Abstract
Purpose :
Omidenepag isopropyl (OMDI) is a selective EP2 receptor agonist with a non-prostaglandin structure. The objective of this Phase 3, randomized, investigator-masked, active-controlled, parallel-group, multicenter study (NCT02623738) was to compare the efficacy and safety of OMDI 0.002% with latanoprost 0.005% (once daily [QD]) for 4 weeks in Japanese subjects with primary open-angle glaucoma (POAG) or ocular hypertension (OHT).
Methods :
After a washout period of 1–4 weeks, a baseline IOP of 22–34 mmHg at three timepoints (09:00, 13:00, and 17:00) in at least one eye was required for study entry. Eligible subjects were randomized (1:1) to OMDI or latanoprost for 4 weeks. Intraocular pressure (IOP) was measured at 9:00, 13:00, and 17:00 at Weeks 1, 2, and 4. The primary endpoint was the change from baseline in mean diurnal IOP at Week 4. The non-inferiority margin for OMDI versus latanoprost was 1.5 mmHg. Adverse events (AEs) were recorded.
Results :
In total,190 subjects were randomized. Among these, 189 had at least one post-baseline IOP measurement. At baseline, subjects receiving OMDI (n=94, 45.7% males, mean age [± SD]: 65.7±9.8 years) and latanoprost (n=95, 45.3% males, mean age [± SD]: 61.4±13.4 years) had a mean diurnal IOP (±SD) of 23.8±1.7 mmHg and 23.4±1.5 mmHg, respectively. At Week 4, the difference in the change from baseline in mean diurnal IOP for OMDI versus latanoprost was 0.63 mmHg in favor of latanoprost; the 95% confidence interval (0.01, 1.26) met the non-inferiority criterion for OMDI versus latanoprost. The most frequently reported ocular AEs (OMDI versus latanoprost) were conjunctival hyperemia (23/94 [24.5%] versus 10/96 [10.4%]), corneal thickening (11/94 [11.7%] versus 1/96 [1.0%]), and punctate keratitis (0/94 versus 7/96 [7.3%]).

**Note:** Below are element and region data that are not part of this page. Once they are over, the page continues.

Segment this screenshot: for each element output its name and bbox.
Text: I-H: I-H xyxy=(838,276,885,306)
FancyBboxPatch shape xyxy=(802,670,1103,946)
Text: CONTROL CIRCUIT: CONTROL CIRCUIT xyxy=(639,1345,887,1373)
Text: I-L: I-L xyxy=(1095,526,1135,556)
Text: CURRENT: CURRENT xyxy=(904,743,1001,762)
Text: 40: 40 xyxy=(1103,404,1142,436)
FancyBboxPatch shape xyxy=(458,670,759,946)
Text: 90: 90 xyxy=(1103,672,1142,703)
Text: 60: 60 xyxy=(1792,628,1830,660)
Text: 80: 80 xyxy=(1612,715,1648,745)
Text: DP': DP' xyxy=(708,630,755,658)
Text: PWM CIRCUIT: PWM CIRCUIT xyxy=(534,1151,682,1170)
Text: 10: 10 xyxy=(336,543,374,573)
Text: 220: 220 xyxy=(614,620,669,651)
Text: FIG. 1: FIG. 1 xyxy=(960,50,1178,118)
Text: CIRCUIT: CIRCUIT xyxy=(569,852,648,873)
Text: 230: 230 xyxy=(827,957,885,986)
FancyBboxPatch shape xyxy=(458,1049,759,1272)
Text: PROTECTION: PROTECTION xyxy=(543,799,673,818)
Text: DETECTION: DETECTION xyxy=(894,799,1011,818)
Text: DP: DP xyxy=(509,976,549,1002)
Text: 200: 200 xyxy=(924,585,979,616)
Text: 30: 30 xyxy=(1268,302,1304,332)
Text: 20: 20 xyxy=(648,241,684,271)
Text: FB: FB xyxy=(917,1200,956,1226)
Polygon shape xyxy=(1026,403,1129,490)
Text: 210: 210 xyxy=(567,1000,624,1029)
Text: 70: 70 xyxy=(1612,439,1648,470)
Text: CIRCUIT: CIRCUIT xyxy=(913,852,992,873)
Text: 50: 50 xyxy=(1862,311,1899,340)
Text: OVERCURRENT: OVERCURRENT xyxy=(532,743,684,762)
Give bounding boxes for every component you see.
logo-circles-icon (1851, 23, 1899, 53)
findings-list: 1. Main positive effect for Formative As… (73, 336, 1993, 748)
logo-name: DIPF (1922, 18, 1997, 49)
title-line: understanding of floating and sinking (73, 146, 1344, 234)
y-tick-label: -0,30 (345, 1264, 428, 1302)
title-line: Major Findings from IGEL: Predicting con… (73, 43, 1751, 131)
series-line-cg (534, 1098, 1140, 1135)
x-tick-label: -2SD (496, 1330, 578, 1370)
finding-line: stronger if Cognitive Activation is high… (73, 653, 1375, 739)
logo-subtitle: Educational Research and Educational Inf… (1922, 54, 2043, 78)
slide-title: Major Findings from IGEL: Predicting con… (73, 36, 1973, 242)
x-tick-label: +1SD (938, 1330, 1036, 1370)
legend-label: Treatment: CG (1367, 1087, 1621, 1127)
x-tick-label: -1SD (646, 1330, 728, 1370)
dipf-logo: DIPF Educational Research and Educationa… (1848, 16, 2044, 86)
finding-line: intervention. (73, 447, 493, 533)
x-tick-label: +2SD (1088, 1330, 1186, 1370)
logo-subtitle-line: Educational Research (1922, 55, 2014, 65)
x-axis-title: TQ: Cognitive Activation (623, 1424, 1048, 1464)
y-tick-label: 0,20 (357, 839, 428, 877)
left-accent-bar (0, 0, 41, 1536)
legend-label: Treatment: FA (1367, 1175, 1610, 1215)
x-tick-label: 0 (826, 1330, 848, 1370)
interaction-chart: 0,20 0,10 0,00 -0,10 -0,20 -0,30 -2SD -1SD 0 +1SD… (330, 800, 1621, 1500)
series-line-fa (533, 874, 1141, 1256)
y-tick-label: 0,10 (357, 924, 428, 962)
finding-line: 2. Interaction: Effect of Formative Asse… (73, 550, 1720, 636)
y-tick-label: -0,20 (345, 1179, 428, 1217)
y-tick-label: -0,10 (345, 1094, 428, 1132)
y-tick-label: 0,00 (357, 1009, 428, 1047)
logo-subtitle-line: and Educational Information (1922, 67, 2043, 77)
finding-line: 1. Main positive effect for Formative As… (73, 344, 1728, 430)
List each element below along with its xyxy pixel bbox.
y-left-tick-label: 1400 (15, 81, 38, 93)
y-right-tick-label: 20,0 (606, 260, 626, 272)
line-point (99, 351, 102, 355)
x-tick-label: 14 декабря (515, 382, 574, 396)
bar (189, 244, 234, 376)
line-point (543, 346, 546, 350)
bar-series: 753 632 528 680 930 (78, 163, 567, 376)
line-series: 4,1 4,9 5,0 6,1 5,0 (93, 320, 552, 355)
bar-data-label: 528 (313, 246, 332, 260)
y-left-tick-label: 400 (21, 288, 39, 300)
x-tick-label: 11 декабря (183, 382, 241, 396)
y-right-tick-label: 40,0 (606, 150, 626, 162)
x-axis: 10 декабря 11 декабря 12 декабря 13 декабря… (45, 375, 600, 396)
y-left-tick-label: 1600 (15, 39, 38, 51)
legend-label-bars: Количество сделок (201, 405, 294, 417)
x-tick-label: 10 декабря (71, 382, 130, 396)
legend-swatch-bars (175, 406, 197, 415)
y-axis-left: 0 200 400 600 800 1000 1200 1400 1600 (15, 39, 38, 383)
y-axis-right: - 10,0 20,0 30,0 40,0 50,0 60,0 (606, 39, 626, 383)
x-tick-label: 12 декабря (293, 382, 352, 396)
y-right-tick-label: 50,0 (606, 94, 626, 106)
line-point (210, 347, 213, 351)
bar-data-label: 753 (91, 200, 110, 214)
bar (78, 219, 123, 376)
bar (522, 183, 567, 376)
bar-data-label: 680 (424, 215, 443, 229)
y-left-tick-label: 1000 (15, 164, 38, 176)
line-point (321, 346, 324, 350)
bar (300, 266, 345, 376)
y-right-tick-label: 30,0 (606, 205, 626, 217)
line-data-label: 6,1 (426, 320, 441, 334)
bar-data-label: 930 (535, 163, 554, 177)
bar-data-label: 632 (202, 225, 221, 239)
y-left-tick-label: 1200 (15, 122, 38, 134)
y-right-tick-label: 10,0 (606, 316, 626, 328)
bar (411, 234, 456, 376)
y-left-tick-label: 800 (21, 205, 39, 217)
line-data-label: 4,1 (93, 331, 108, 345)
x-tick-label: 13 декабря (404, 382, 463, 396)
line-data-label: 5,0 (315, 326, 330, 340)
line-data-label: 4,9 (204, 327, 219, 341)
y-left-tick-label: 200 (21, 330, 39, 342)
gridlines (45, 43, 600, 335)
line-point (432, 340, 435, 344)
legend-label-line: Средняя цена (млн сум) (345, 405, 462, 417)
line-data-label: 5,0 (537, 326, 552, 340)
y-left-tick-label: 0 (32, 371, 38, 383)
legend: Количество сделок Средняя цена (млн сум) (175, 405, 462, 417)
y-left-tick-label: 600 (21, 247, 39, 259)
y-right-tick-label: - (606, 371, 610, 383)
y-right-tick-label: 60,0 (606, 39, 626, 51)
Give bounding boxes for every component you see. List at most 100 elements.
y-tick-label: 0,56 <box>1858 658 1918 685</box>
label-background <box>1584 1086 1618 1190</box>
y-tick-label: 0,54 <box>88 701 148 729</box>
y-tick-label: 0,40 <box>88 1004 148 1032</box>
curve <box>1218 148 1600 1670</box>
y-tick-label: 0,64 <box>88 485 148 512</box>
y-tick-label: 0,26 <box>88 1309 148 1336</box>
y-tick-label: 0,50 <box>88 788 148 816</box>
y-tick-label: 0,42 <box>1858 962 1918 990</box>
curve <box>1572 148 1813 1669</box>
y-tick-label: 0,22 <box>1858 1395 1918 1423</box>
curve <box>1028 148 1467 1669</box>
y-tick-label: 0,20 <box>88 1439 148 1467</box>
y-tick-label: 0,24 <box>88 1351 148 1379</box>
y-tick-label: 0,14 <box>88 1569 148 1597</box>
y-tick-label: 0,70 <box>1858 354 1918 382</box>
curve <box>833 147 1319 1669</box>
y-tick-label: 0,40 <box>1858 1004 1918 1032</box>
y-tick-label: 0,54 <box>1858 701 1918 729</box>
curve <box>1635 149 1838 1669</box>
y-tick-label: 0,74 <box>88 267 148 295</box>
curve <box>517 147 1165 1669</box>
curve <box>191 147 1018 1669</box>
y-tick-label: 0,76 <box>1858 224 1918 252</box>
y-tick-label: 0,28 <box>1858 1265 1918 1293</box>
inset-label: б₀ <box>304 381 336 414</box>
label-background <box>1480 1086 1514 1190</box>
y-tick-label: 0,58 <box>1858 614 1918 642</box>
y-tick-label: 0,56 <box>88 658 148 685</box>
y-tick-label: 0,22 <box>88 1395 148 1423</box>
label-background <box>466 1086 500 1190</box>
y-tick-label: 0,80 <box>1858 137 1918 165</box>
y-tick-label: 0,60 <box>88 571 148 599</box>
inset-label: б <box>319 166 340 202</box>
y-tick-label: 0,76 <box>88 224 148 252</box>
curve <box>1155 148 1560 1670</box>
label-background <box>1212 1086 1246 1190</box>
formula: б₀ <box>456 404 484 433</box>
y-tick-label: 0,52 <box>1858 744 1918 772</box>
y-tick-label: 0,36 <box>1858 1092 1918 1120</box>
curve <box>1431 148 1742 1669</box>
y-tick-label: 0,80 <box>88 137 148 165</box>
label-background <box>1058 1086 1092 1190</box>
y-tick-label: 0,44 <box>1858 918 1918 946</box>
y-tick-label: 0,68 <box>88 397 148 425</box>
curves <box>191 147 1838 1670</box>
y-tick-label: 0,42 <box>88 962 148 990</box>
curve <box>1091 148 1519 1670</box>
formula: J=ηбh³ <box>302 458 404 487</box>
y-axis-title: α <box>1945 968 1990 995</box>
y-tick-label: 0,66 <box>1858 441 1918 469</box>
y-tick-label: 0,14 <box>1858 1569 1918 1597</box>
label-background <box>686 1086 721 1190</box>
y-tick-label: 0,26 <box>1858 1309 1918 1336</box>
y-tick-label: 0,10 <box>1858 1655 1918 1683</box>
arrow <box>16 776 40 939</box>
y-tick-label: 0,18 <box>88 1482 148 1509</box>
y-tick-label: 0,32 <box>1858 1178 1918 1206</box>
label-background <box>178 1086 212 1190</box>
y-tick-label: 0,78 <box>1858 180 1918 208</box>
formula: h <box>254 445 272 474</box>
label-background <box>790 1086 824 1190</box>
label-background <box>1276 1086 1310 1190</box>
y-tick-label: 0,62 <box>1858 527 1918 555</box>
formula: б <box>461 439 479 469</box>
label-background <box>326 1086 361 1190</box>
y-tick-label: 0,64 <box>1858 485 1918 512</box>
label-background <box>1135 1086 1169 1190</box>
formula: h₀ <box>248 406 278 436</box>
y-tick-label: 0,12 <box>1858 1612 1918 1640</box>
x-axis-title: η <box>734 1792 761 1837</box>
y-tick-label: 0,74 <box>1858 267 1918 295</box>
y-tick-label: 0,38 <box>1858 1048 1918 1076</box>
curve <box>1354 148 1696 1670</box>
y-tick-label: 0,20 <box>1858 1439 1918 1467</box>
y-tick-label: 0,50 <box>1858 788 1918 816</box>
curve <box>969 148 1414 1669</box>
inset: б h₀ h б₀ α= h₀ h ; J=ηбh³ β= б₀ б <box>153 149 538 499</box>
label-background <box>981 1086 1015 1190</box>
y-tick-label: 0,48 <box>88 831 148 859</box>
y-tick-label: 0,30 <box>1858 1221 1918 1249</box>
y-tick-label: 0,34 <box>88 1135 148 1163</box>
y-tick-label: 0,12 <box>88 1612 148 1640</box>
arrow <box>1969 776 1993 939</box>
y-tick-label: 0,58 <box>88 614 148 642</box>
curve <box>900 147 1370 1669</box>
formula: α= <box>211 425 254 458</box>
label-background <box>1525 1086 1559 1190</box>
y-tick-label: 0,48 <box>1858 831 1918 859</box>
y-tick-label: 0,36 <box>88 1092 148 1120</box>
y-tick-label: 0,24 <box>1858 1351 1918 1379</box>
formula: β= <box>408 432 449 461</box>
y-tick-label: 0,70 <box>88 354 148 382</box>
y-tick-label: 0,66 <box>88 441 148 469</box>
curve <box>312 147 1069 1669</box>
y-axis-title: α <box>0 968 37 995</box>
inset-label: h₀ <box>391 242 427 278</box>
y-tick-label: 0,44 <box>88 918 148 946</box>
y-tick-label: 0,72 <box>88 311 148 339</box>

No serious AEs were observed in either group. Four patients discontinued following AEs: two receiving OMDI (both with adenoviral conjunctivitis) and two receiving latanoprost (one each with adenoviral conjunctivitis and palpitations).
Conclusions :
In conclusion, OMDI 0.002% was non-inferior to latanoprost 0.005% in reducing IOP in subjects with POAG or OHT and had an acceptable safety profile. Results suggest OMDI (administered QD) may offer an alternative treatment option to latanoprost with a novel mechanism of action.
Sponsored by Santen.
This is an abstract that was submitted for the 2018 ARVO Annual Meeting, held in Honolulu, Hawaii, April 29 - May 3, 2018.